Protesters debate healthcare reform Thursday outside the U.S. Supreme… (Kris Connor, Getty Images )
The Supreme Court's lengthy decision upholding healthcare reform contains enough intricate twists and turns to fuel reams of law review analyses. But the majority opinion by Chief Justice John Roberts upholding the law's core provision, the mandate that individuals pay a tax if they lack a health policy, should clear away one major obstacle to public acceptance of the reform: doubt about its constitutionality.
There's still a lot of hard work to be done to communicate the benefits of the 2010 law, as well as how much still needs to be done to make the American way of healthcare less dysfunctional.
The core dysfunction addressed by the healthcare reform act is that tens of millions of Americans couldn't or wouldn't buy health insurance but could access the nation's healthcare system anyway. They did so less efficiently or effectively than if they had owned coverage, and by passing on their expenses to government and those who pay insurance premiums.
Opponents of the law, and the conservative minority in Thursday's ruling, chose to treat those non-buyers as non-participants in the healthcare market who were being forced to buy a product they didn't want. But they're not exempt from that market — they just didn't pay for their care in advance, or ever.
Indeed, government statistics cited by justice Ruth Bader Ginsburg in her separate opinion, concurring in part and dissenting in part from Roberts', show that 60% of those without insurance visit a doctor or hospital every year, and that 90% would do so within five years. There's no point pretending that anyone can avoid medical treatment indefinitely, Ginsburg added: "A healthy young person may be a day away from needing healthcare ... though scarcely expecting to do so."
The biggest obstacle to public acceptance of the reform law has been ignorance about what was in it.
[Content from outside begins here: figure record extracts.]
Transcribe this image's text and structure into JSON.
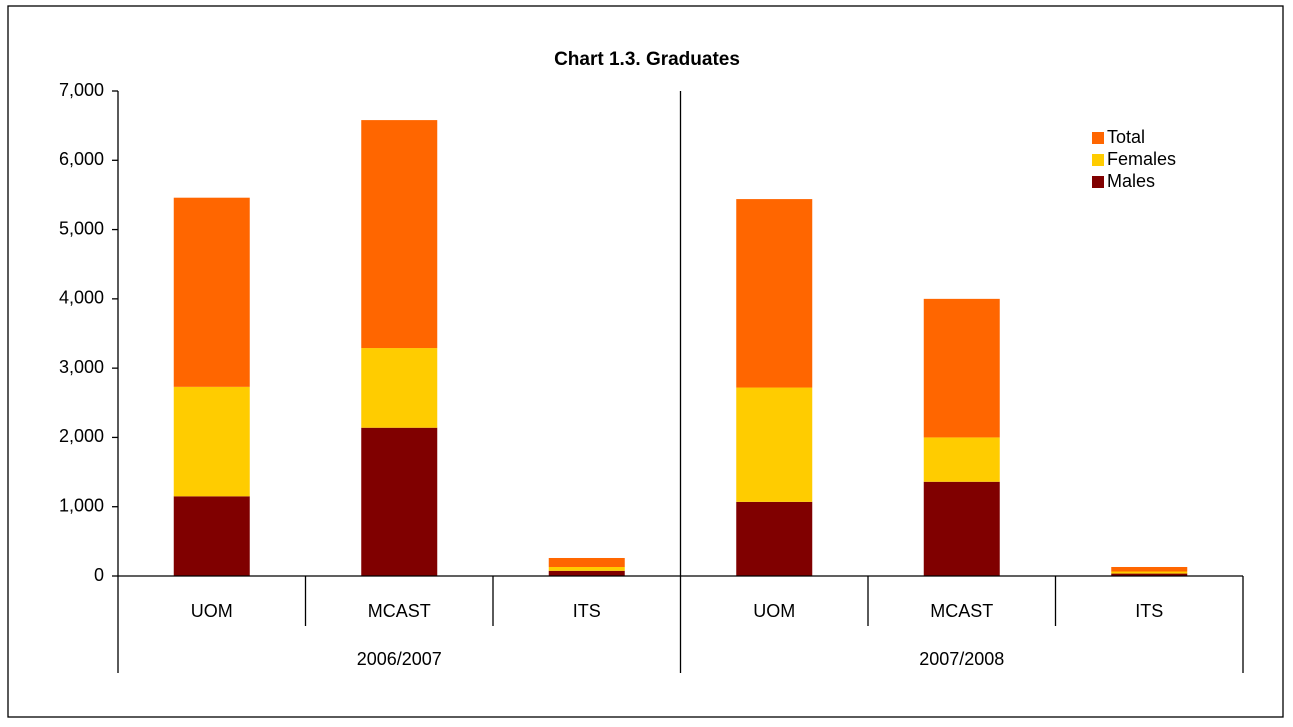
{
  "chart_data": {
    "type": "stacked_bar",
    "title": "Chart 1.3.  Graduates",
    "categories": [
      "UOM",
      "MCAST",
      "ITS",
      "UOM",
      "MCAST",
      "ITS"
    ],
    "groups": [
      {
        "label": "2006/2007",
        "categories": [
          "UOM",
          "MCAST",
          "ITS"
        ]
      },
      {
        "label": "2007/2008",
        "categories": [
          "UOM",
          "MCAST",
          "ITS"
        ]
      }
    ],
    "series": [
      {
        "name": "Males",
        "color": "#800000",
        "values": [
          1150,
          2140,
          75,
          1070,
          1360,
          35
        ]
      },
      {
        "name": "Females",
        "color": "#ffcc00",
        "values": [
          1580,
          1150,
          55,
          1650,
          640,
          30
        ]
      },
      {
        "name": "Total",
        "color": "#ff6600",
        "values": [
          2730,
          3290,
          130,
          2720,
          2000,
          65
        ]
      }
    ],
    "ylim": [
      0,
      7000
    ],
    "yticks": [
      0,
      {
        "value": 1000,
        "label": "1,000"
      },
      {
        "value": 2000,
        "label": "2,000"
      },
      {
        "value": 3000,
        "label": "3,000"
      },
      {
        "value": 4000,
        "label": "4,000"
      },
      {
        "value": 5000,
        "label": "5,000"
      },
      {
        "value": 6000,
        "label": "6,000"
      },
      {
        "value": 7000,
        "label": "7,000"
      }
    ],
    "legend": "top-right",
    "grid": false
  }
}
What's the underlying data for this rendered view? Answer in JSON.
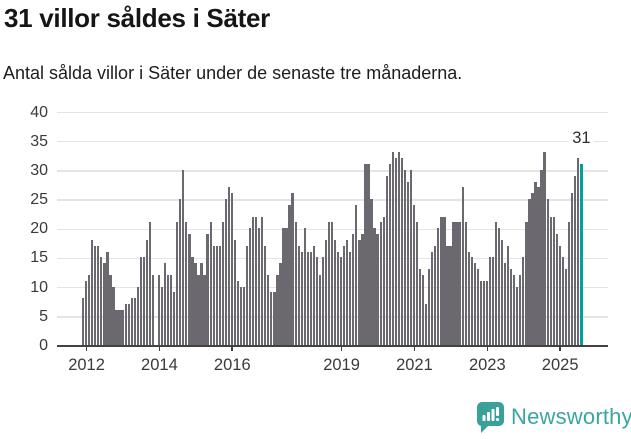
{
  "header": {
    "title": "31 villor såldes i Säter",
    "subtitle": "Antal sålda villor i Säter under de senaste tre månaderna."
  },
  "chart_data": {
    "type": "bar",
    "title": "31 villor såldes i Säter",
    "subtitle": "Antal sålda villor i Säter under de senaste tre månaderna.",
    "frequency": "monthly",
    "x_start": "2011-12",
    "x_end": "2025-08",
    "ylim": [
      0,
      40
    ],
    "yticks": [
      0,
      5,
      10,
      15,
      20,
      25,
      30,
      35,
      40
    ],
    "xticks": [
      {
        "label": "2012",
        "year": 2012
      },
      {
        "label": "2014",
        "year": 2014
      },
      {
        "label": "2016",
        "year": 2016
      },
      {
        "label": "2019",
        "year": 2019
      },
      {
        "label": "2021",
        "year": 2021
      },
      {
        "label": "2023",
        "year": 2023
      },
      {
        "label": "2025",
        "year": 2025
      }
    ],
    "grid": true,
    "bar_color": "#6b6870",
    "highlight_color": "#00a09b",
    "values": [
      8,
      11,
      12,
      18,
      17,
      17,
      15,
      14,
      16,
      12,
      10,
      6,
      6,
      6,
      7,
      7,
      8,
      8,
      10,
      15,
      15,
      18,
      21,
      12,
      0,
      12,
      10,
      14,
      12,
      12,
      9,
      21,
      25,
      30,
      21,
      19,
      15,
      14,
      12,
      14,
      12,
      19,
      21,
      17,
      17,
      17,
      21,
      25,
      27,
      26,
      18,
      11,
      10,
      10,
      17,
      20,
      22,
      22,
      20,
      22,
      17,
      12,
      9,
      9,
      12,
      14,
      20,
      20,
      24,
      26,
      21,
      17,
      16,
      20,
      16,
      16,
      17,
      15,
      12,
      15,
      18,
      21,
      21,
      18,
      16,
      15,
      17,
      18,
      16,
      19,
      24,
      18,
      19,
      31,
      31,
      25,
      20,
      19,
      21,
      22,
      29,
      31,
      33,
      32,
      33,
      32,
      30,
      28,
      30,
      24,
      21,
      13,
      12,
      7,
      13,
      16,
      17,
      20,
      22,
      22,
      17,
      17,
      21,
      21,
      21,
      27,
      21,
      16,
      15,
      14,
      13,
      11,
      11,
      11,
      15,
      15,
      21,
      20,
      18,
      14,
      17,
      13,
      12,
      10,
      12,
      15,
      21,
      25,
      26,
      28,
      27,
      30,
      33,
      25,
      22,
      22,
      19,
      17,
      15,
      13,
      21,
      26,
      29,
      32,
      31
    ],
    "highlight": {
      "index": 164,
      "value": 31,
      "label": "31"
    }
  },
  "annotation": {
    "last_value_label": "31"
  },
  "footer": {
    "brand": "Newsworthy",
    "brand_color": "#3aa6a0",
    "logo_icon": "bar-chart-speech-bubble-icon"
  }
}
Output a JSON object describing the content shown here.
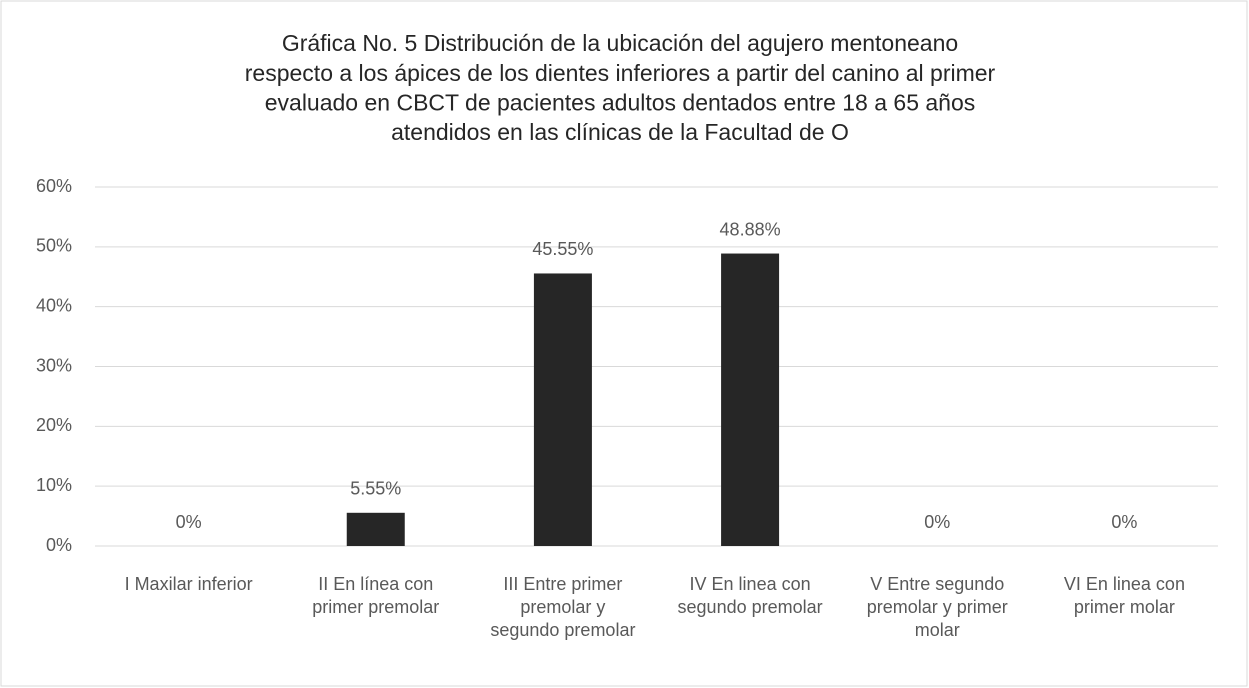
{
  "chart_data": {
    "type": "bar",
    "title": [
      "Gráfica No. 5 Distribución de la ubicación del agujero mentoneano",
      "respecto a los ápices de los dientes inferiores a partir del canino al primer",
      "evaluado en CBCT de pacientes adultos dentados entre 18 a 65 años",
      "atendidos en las clínicas de la Facultad de O"
    ],
    "categories": [
      [
        "I Maxilar inferior"
      ],
      [
        "II En línea con",
        "primer premolar"
      ],
      [
        "III Entre primer",
        "premolar y",
        "segundo premolar"
      ],
      [
        "IV En linea con",
        "segundo premolar"
      ],
      [
        "V Entre segundo",
        "premolar y primer",
        "molar"
      ],
      [
        "VI En linea con",
        "primer molar"
      ]
    ],
    "values": [
      0,
      5.55,
      45.55,
      48.88,
      0,
      0
    ],
    "value_labels": [
      "0%",
      "5.55%",
      "45.55%",
      "48.88%",
      "0%",
      "0%"
    ],
    "color": "#262626",
    "ylim": [
      0,
      60
    ],
    "yticks": [
      {
        "value": 0,
        "label": "0%"
      },
      {
        "value": 10,
        "label": "10%"
      },
      {
        "value": 20,
        "label": "20%"
      },
      {
        "value": 30,
        "label": "30%"
      },
      {
        "value": 40,
        "label": "40%"
      },
      {
        "value": 50,
        "label": "50%"
      },
      {
        "value": 60,
        "label": "60%"
      }
    ],
    "grid": true
  }
}
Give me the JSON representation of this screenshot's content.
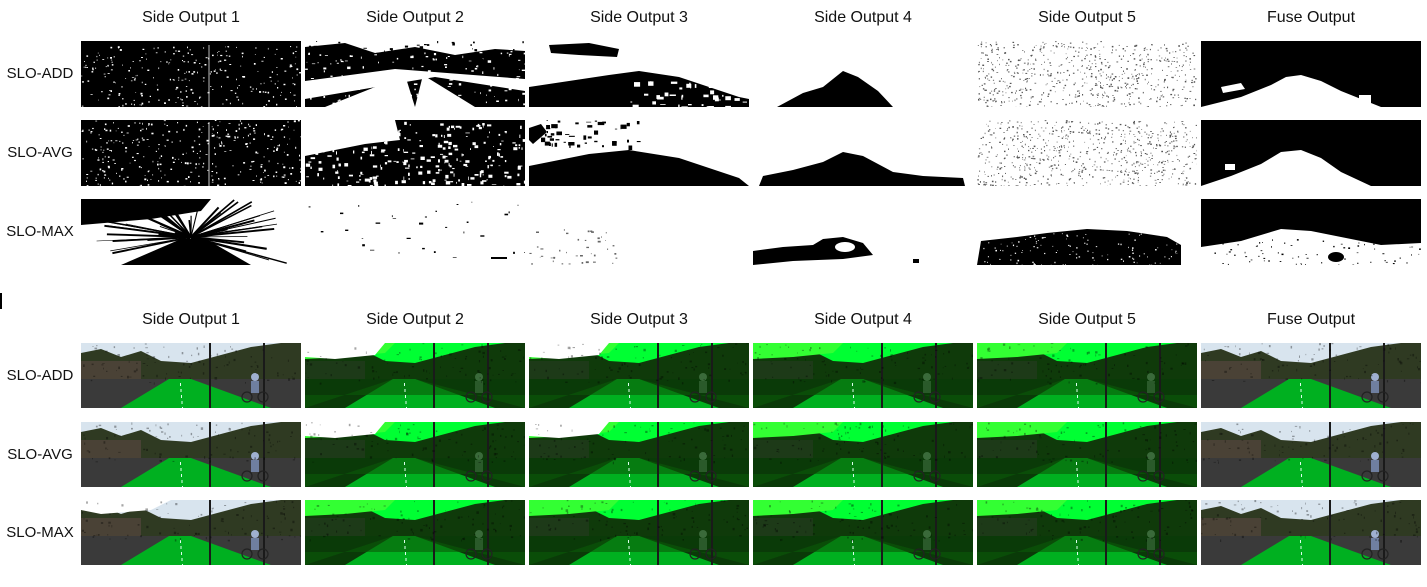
{
  "columns": [
    "Side Output 1",
    "Side Output 2",
    "Side Output 3",
    "Side Output 4",
    "Side Output 5",
    "Fuse Output"
  ],
  "rows": [
    "SLO-ADD",
    "SLO-AVG",
    "SLO-MAX"
  ],
  "panels": [
    {
      "type": "binary-mask-maps"
    },
    {
      "type": "green-overlay-road-images"
    }
  ]
}
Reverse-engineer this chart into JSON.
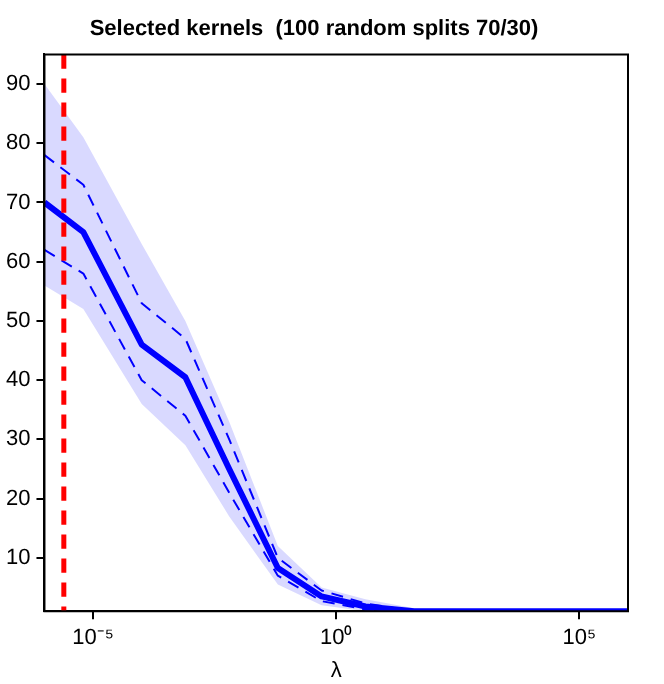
{
  "chart_data": {
    "type": "line",
    "title": "Selected kernels  (100 random splits 70/30)",
    "xlabel": "λ",
    "x": [
      1e-06,
      6.3e-06,
      0.0001,
      0.00079,
      0.0063,
      0.063,
      0.5,
      4,
      40,
      1000000.0
    ],
    "series": [
      {
        "color": "#0000ff",
        "values": [
          70,
          65,
          46,
          40.5,
          25,
          8.3,
          3.5,
          1.8,
          1,
          1
        ],
        "lower": [
          56,
          52,
          36,
          29,
          17,
          5.5,
          2,
          1,
          1,
          1
        ],
        "upper": [
          90,
          81,
          63,
          50,
          33,
          12,
          5,
          3,
          1.5,
          1
        ]
      },
      {
        "color": "#0000ff",
        "line_style": "dashed",
        "values": [
          78,
          73,
          53,
          47,
          30,
          10,
          4.5,
          2.3,
          1,
          1
        ]
      },
      {
        "color": "#0000ff",
        "line_style": "dashed",
        "values": [
          62,
          58,
          40,
          34,
          21,
          7,
          2.7,
          1.3,
          1,
          1
        ]
      }
    ],
    "log": "x",
    "xlim": [
      1e-06,
      1000000.0
    ],
    "ylim": [
      1,
      95
    ],
    "xticks": [
      {
        "value": 1e-05,
        "label": "10⁻⁵"
      },
      {
        "value": 1,
        "label": "10⁰"
      },
      {
        "value": 100000,
        "label": "10⁵"
      }
    ],
    "yticks": [
      10,
      20,
      30,
      40,
      50,
      60,
      70,
      80,
      90
    ],
    "ref_lines": [
      {
        "axis": "x",
        "value": 2.5e-06,
        "color": "#ff0000",
        "line_style": "dashed"
      }
    ],
    "grid": false,
    "legend": false,
    "marker": "none"
  }
}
A Kaiser Family Foundation poll in March 2011 — a full year after enactment — found that 52% of Americans said they still didn't know enough about the law to judge its effects on them personally. The gap was filled in by political propaganda, with the result that by last month, polling by Kaiser showed that the public's view of the bill tilted unfavorable (44%) over favorable (37%). The remaining one-fifth didn't know or refused to answer.
How do we know that the negative opinion was swayed by propaganda? Simple: Polling also consistently found that solid majorities of voters favored individual provisions of the law, when they were asked about them in isolation. But when asked about the bill as a whole, they turned thumbs-down. One could envision encounters between pollsters and respondents like this:
"How do you feel about prohibiting insurance exclusions for preexisting conditions?"
"Reducing drug costs for seniors on Medicare?"
"Requiring insurers to spend at least 80% of premiums on actual medical care?"
"Restricting their ability to jack up rates?"
"How do you feel about Obamacare?"
Sadly, blame for this morbid condition belongs to the Democrats who passed the measure and promptly ran away from their own achievement as though they had invented a virus, not a vaccine. President Obama took a belated step in the right direction Thursday in his brief White House remarks following the court decision when he cited the reform act's prohibition of exclusions for preexisting conditions, the coverage of dependents under 26, the limitations on premium increases and the requirement for free preventive care (among other provisions).
For all that, the reform bill as passed still left huge tasks undone in the effort to make healthcare work for everyone in America. The tax provision enforcing the individual mandate may be too meager to drive all holdouts into the insurance pool. A taxpayer without coverage would have to pay $695 a year or 2.5% of his or her income, whichever is higher, and a family of four earning $50,000 would pay a total family penalty of $2,085. Meanwhile, the cost of a family policy is estimated by the Kaiser Family Foundation to be about $14,000 for a family headed by a 45-year-old. How will behavior be affected by those calculations and the available government subsidies? It may be impossible to know until the law is fully implemented.
The law's cost-cutting provisions are another question mark. The ability of insurance companies to raise premiums will be constrained by regulation, but that's not the same as fighting medical inflation. Most of the law's efforts in that vein apply to Medicare, and those tend to hold down costs by pressing down on the reimbursements paid to doctors and hospitals. That's not fair and it may not be the most effective way of wringing costs out of the system. Still, soaring medical inflation has been an intractable problem for decades, so changing the American system wouldn't happen overnight even under the best circumstances.